Она всегда прекрасно понимала, что это событие рано или поздно произойдет, но гнала от себя горькие мысли. Она твердо знала, что разница в возрасте не оставляла ей никаких надежд, тем более что Александра физически и интеллектуально очень привлекала ее собственная дочь, блистательная и ослепительная Долли Фикельмон. Когда весть о свадьбе Александра распространилась в обществе, Елизавета была крайне подавлена и послала это письмо – слегка ироничное и жестокое, но глубоко трогательное.
Нелишним будет напомнить, что Елизавета Хитрово питала к Александру и удушающую материнскую нежность, и страстную платоническую любовь, о чем свидетельствуют письма, которые он раскидывал где попало; поскольку ее мечта была неосуществима, она философски и печально отрекалась от нее.
Когда я представляю себе ее, пишущую эту дышащие отчаяньем строки, я думаю о Расине и его словах о «величественной печали трагедии».
У Елизаветы не оставалось иного выхода, кроме как сменить обличье, обрядившись в одежды греческой прорицательницы Пифии, чтобы изречь со своего алтаря советы и бесспорные истины.
С первой строки она с удовольствием играет словами, противопоставляя «прозаическую» природу брака «поэтическому» началу в Александре.
Кстати, в своем юмористическом ответе он ясно показывает, что прекрасно понял двойственный смысл слова «прозаическая».
Великолепный психолог, она точно очертила проблему Александра: чтобы оставаться настоящим поэтом, ему необходима независимость и свобода от любых семейных принуждений.
Подобно Кассандре, она предрекала, что женитьба убьет его творческое воображение. Это уютное счастье станет его… несчастьем; мало-помалу Александр поддастся и впадет в приятную летаргию; его поглотит вялость комфорта, а как следствие – он «ожиреет» как сыр в масле.

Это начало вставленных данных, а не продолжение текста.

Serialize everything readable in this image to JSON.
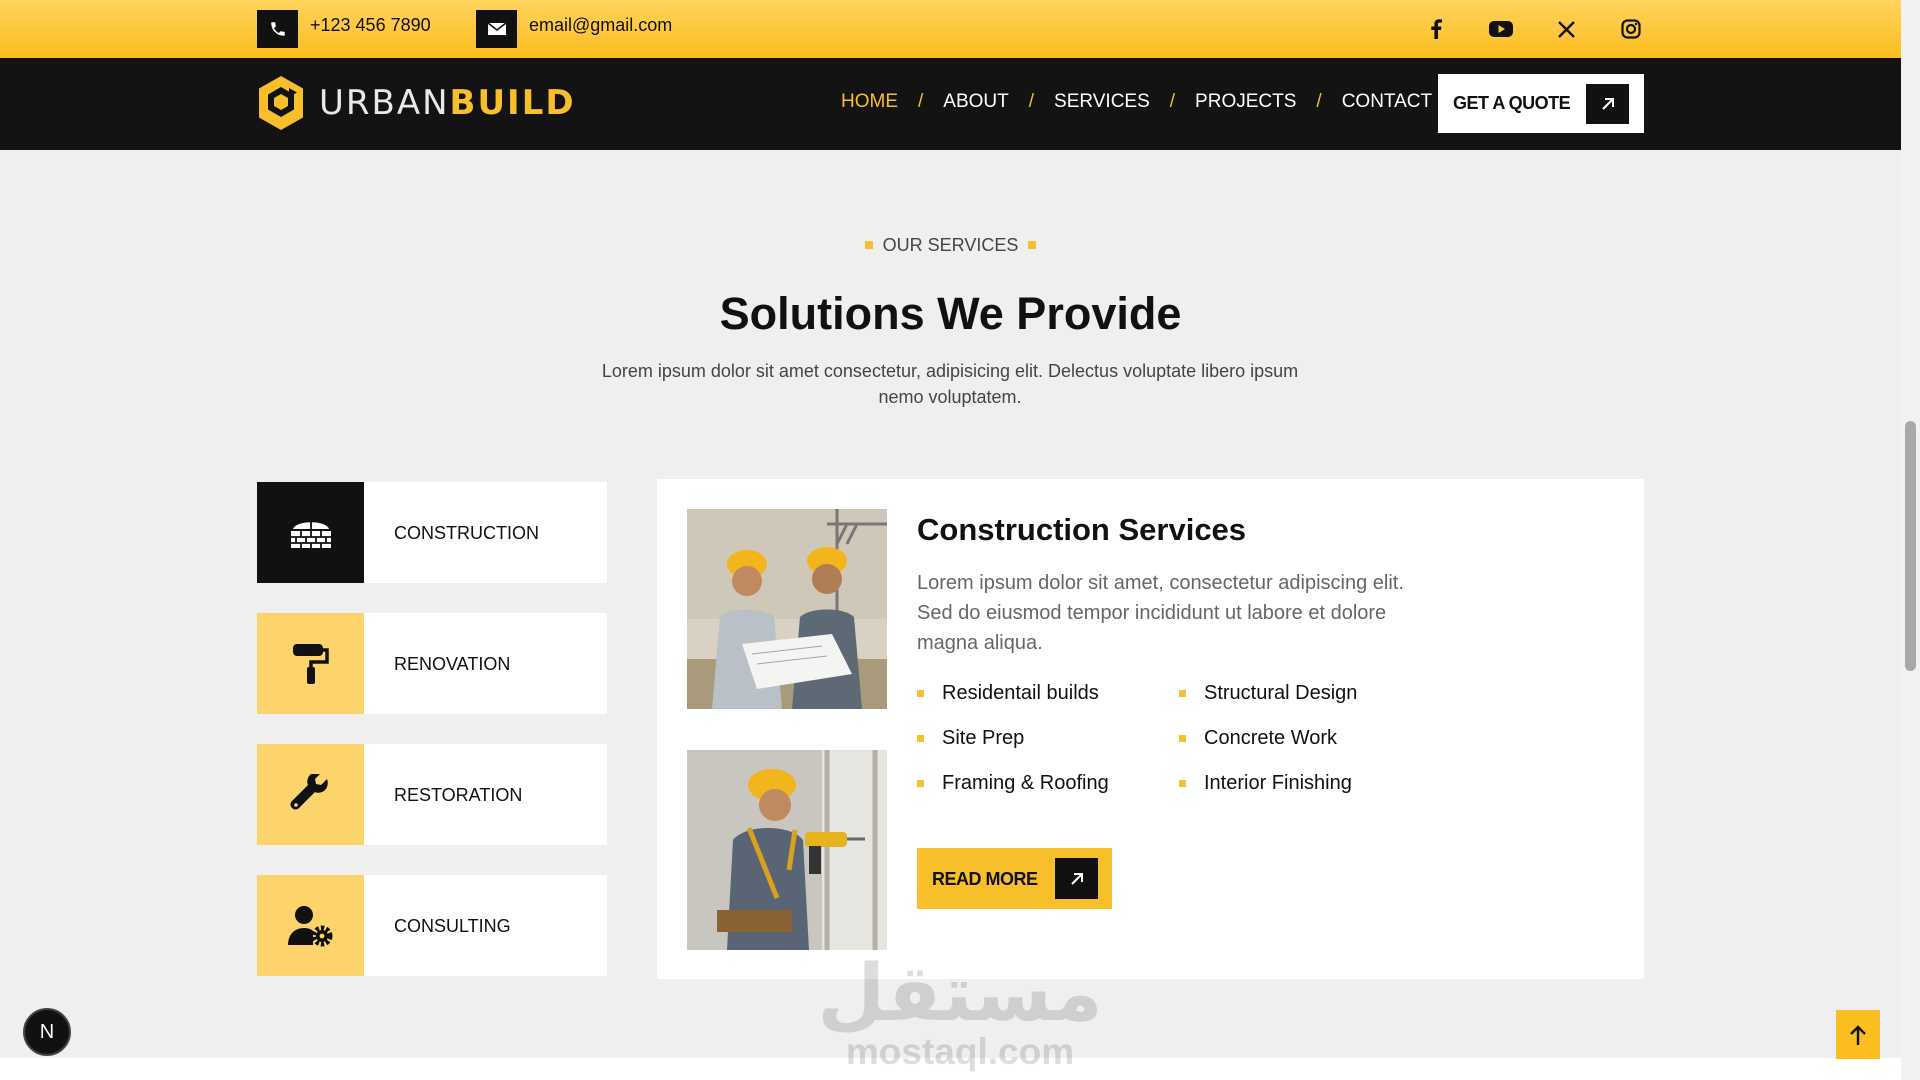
{
  "topbar": {
    "phone": "+123 456 7890",
    "email": "email@gmail.com",
    "phone_icon": "phone-icon",
    "email_icon": "envelope-icon",
    "social": [
      "facebook-icon",
      "youtube-icon",
      "x-icon",
      "instagram-icon"
    ]
  },
  "brand": {
    "light": "URBAN",
    "bold": "BUILD"
  },
  "nav": {
    "items": [
      {
        "label": "HOME",
        "active": true
      },
      {
        "label": "ABOUT"
      },
      {
        "label": "SERVICES"
      },
      {
        "label": "PROJECTS"
      },
      {
        "label": "CONTACT"
      }
    ],
    "separator": "/",
    "cta": "GET A QUOTE"
  },
  "section": {
    "eyebrow": "OUR SERVICES",
    "title": "Solutions We Provide",
    "subtitle": "Lorem ipsum dolor sit amet consectetur, adipisicing elit. Delectus voluptate libero ipsum nemo voluptatem."
  },
  "tabs": [
    {
      "label": "CONSTRUCTION",
      "icon": "brick-wall-icon",
      "active": true
    },
    {
      "label": "RENOVATION",
      "icon": "paint-roller-icon"
    },
    {
      "label": "RESTORATION",
      "icon": "wrench-icon"
    },
    {
      "label": "CONSULTING",
      "icon": "user-gear-icon"
    }
  ],
  "detail": {
    "title": "Construction Services",
    "description": "Lorem ipsum dolor sit amet, consectetur adipiscing elit. Sed do eiusmod tempor incididunt ut labore et dolore magna aliqua.",
    "features_left": [
      "Residentail builds",
      "Site Prep",
      "Framing & Roofing"
    ],
    "features_right": [
      "Structural Design",
      "Concrete Work",
      "Interior Finishing"
    ],
    "button": "READ MORE"
  },
  "watermark": {
    "arabic": "مستقل",
    "latin": "mostaql.com"
  },
  "badge": "N",
  "colors": {
    "accent": "#f8bf2c",
    "dark": "#131313",
    "background": "#efefef"
  }
}
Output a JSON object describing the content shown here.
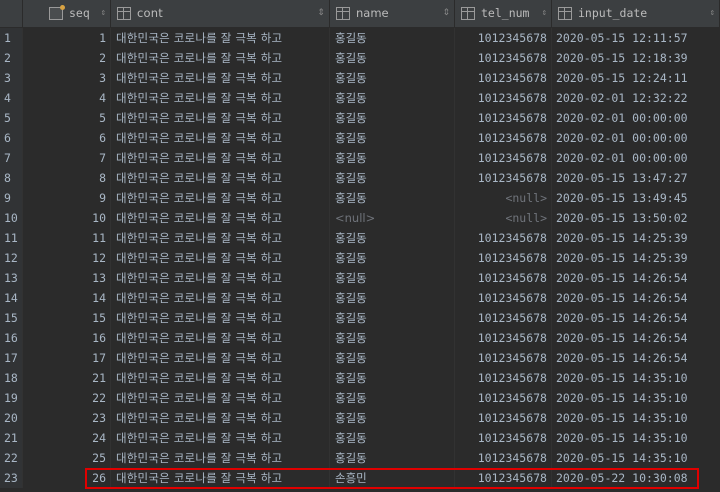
{
  "columns": [
    {
      "label": "seq",
      "icon": "primary-key-column-icon"
    },
    {
      "label": "cont",
      "icon": "column-icon"
    },
    {
      "label": "name",
      "icon": "column-icon"
    },
    {
      "label": "tel_num",
      "icon": "column-icon"
    },
    {
      "label": "input_date",
      "icon": "column-icon"
    }
  ],
  "sort_glyph": "⇕",
  "rows": [
    {
      "n": "1",
      "seq": "1",
      "cont": "대한민국은 코로나를 잘 극복 하고",
      "name": "홍길동",
      "tel": "1012345678",
      "date": "2020-05-15 12:11:57"
    },
    {
      "n": "2",
      "seq": "2",
      "cont": "대한민국은 코로나를 잘 극복 하고",
      "name": "홍길동",
      "tel": "1012345678",
      "date": "2020-05-15 12:18:39"
    },
    {
      "n": "3",
      "seq": "3",
      "cont": "대한민국은 코로나를 잘 극복 하고",
      "name": "홍길동",
      "tel": "1012345678",
      "date": "2020-05-15 12:24:11"
    },
    {
      "n": "4",
      "seq": "4",
      "cont": "대한민국은 코로나를 잘 극복 하고",
      "name": "홍길동",
      "tel": "1012345678",
      "date": "2020-02-01 12:32:22"
    },
    {
      "n": "5",
      "seq": "5",
      "cont": "대한민국은 코로나를 잘 극복 하고",
      "name": "홍길동",
      "tel": "1012345678",
      "date": "2020-02-01 00:00:00"
    },
    {
      "n": "6",
      "seq": "6",
      "cont": "대한민국은 코로나를 잘 극복 하고",
      "name": "홍길동",
      "tel": "1012345678",
      "date": "2020-02-01 00:00:00"
    },
    {
      "n": "7",
      "seq": "7",
      "cont": "대한민국은 코로나를 잘 극복 하고",
      "name": "홍길동",
      "tel": "1012345678",
      "date": "2020-02-01 00:00:00"
    },
    {
      "n": "8",
      "seq": "8",
      "cont": "대한민국은 코로나를 잘 극복 하고",
      "name": "홍길동",
      "tel": "1012345678",
      "date": "2020-05-15 13:47:27"
    },
    {
      "n": "9",
      "seq": "9",
      "cont": "대한민국은 코로나를 잘 극복 하고",
      "name": "홍길동",
      "tel": "<null>",
      "date": "2020-05-15 13:49:45"
    },
    {
      "n": "10",
      "seq": "10",
      "cont": "대한민국은 코로나를 잘 극복 하고",
      "name": "<null>",
      "tel": "<null>",
      "date": "2020-05-15 13:50:02"
    },
    {
      "n": "11",
      "seq": "11",
      "cont": "대한민국은 코로나를 잘 극복 하고",
      "name": "홍길동",
      "tel": "1012345678",
      "date": "2020-05-15 14:25:39"
    },
    {
      "n": "12",
      "seq": "12",
      "cont": "대한민국은 코로나를 잘 극복 하고",
      "name": "홍길동",
      "tel": "1012345678",
      "date": "2020-05-15 14:25:39"
    },
    {
      "n": "13",
      "seq": "13",
      "cont": "대한민국은 코로나를 잘 극복 하고",
      "name": "홍길동",
      "tel": "1012345678",
      "date": "2020-05-15 14:26:54"
    },
    {
      "n": "14",
      "seq": "14",
      "cont": "대한민국은 코로나를 잘 극복 하고",
      "name": "홍길동",
      "tel": "1012345678",
      "date": "2020-05-15 14:26:54"
    },
    {
      "n": "15",
      "seq": "15",
      "cont": "대한민국은 코로나를 잘 극복 하고",
      "name": "홍길동",
      "tel": "1012345678",
      "date": "2020-05-15 14:26:54"
    },
    {
      "n": "16",
      "seq": "16",
      "cont": "대한민국은 코로나를 잘 극복 하고",
      "name": "홍길동",
      "tel": "1012345678",
      "date": "2020-05-15 14:26:54"
    },
    {
      "n": "17",
      "seq": "17",
      "cont": "대한민국은 코로나를 잘 극복 하고",
      "name": "홍길동",
      "tel": "1012345678",
      "date": "2020-05-15 14:26:54"
    },
    {
      "n": "18",
      "seq": "21",
      "cont": "대한민국은 코로나를 잘 극복 하고",
      "name": "홍길동",
      "tel": "1012345678",
      "date": "2020-05-15 14:35:10"
    },
    {
      "n": "19",
      "seq": "22",
      "cont": "대한민국은 코로나를 잘 극복 하고",
      "name": "홍길동",
      "tel": "1012345678",
      "date": "2020-05-15 14:35:10"
    },
    {
      "n": "20",
      "seq": "23",
      "cont": "대한민국은 코로나를 잘 극복 하고",
      "name": "홍길동",
      "tel": "1012345678",
      "date": "2020-05-15 14:35:10"
    },
    {
      "n": "21",
      "seq": "24",
      "cont": "대한민국은 코로나를 잘 극복 하고",
      "name": "홍길동",
      "tel": "1012345678",
      "date": "2020-05-15 14:35:10"
    },
    {
      "n": "22",
      "seq": "25",
      "cont": "대한민국은 코로나를 잘 극복 하고",
      "name": "홍길동",
      "tel": "1012345678",
      "date": "2020-05-15 14:35:10"
    },
    {
      "n": "23",
      "seq": "26",
      "cont": "대한민국은 코로나를 잘 극복 하고",
      "name": "손흥민",
      "tel": "1012345678",
      "date": "2020-05-22 10:30:08"
    }
  ],
  "highlight_row_index": 22,
  "colors": {
    "background": "#2b2b2b",
    "header": "#3c3f41",
    "text": "#a9b7c6",
    "null_text": "#6f737a",
    "highlight_border": "#e00000"
  }
}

Вместо того, чтобы обидеться на язвительное описание его будущего как раздобревшего паши, он ответил Елизавете, что на самом деле он «просто добрый малый, который не хочет ничего иного, как заплыть жиром и быть счастливым!»
Елизавета вколачивает гвоздь по самую шляпку; она завершает свою едкую картину, добавив в качестве последнего штриха все штампы мещанской идиллии того времени: «хорошенький деревянный домик», уточняет она; и, дабы достойно увенчать свое творение, подчеркивает «опрятность», символизирующую совершенство этого буколического полотна!
В своем списке она не забывает и, больше того, физически связывает «домик» и «очаровательную жену». Что до предстоящих развлечений, они сведутся лишь к домоседству и унылым карточным партиям с тетушками.
Я разделяла мнение Елизаветы и Бодлера: Александр тоже был несчастным
Однако Елизавету, уставшую и отчаявшуюся после сотен любовных приключений Александра, радовало его грядущее бракосочетание; он больше не будет разбрасываться! Она долго томилась; отныне он будет принадлежать только одной женщине, и эта женщина… не Елизавета. Как ни парадоксально, она утверждала, что все его невзгоды, трудности, влюбленности и страдания питали его гений. Без сомнения, ею двигало давнее воспоминание о словах Альфреда де Мюссе, утверждавшего, что его Музой была боль.
Со своей стороны Александр спрашивал себя, насколько разумно пожертвовать своей свободой, столь для него драгоценной, ради прекрасных глаз ломаки, которая смотрит на него свысока, а то и с высоты!
В будущем я буду нарушать его одиночество, ему придется все время считаться с моими вкусами, исполнять мои капризы, учитывать мое мнение: по сути, это медленное и неизбежное изъязвление его независимости.
Но больше всего Александр опасался моего постоянно устремленного на него инквизиторского и подозрительного взгляда, днем и ночью подстерегающего каждый его поступок и движение, а еще обязанности давать отчет в собственных передвижениях. В каждый момент он будет вынужден задаваться вопросом: могу ли я? должен ли я?
Отныне он не сможет укрываться в тени своих размышлений, он будет обречен на ежедневный, почти тюремный тет-а-тет.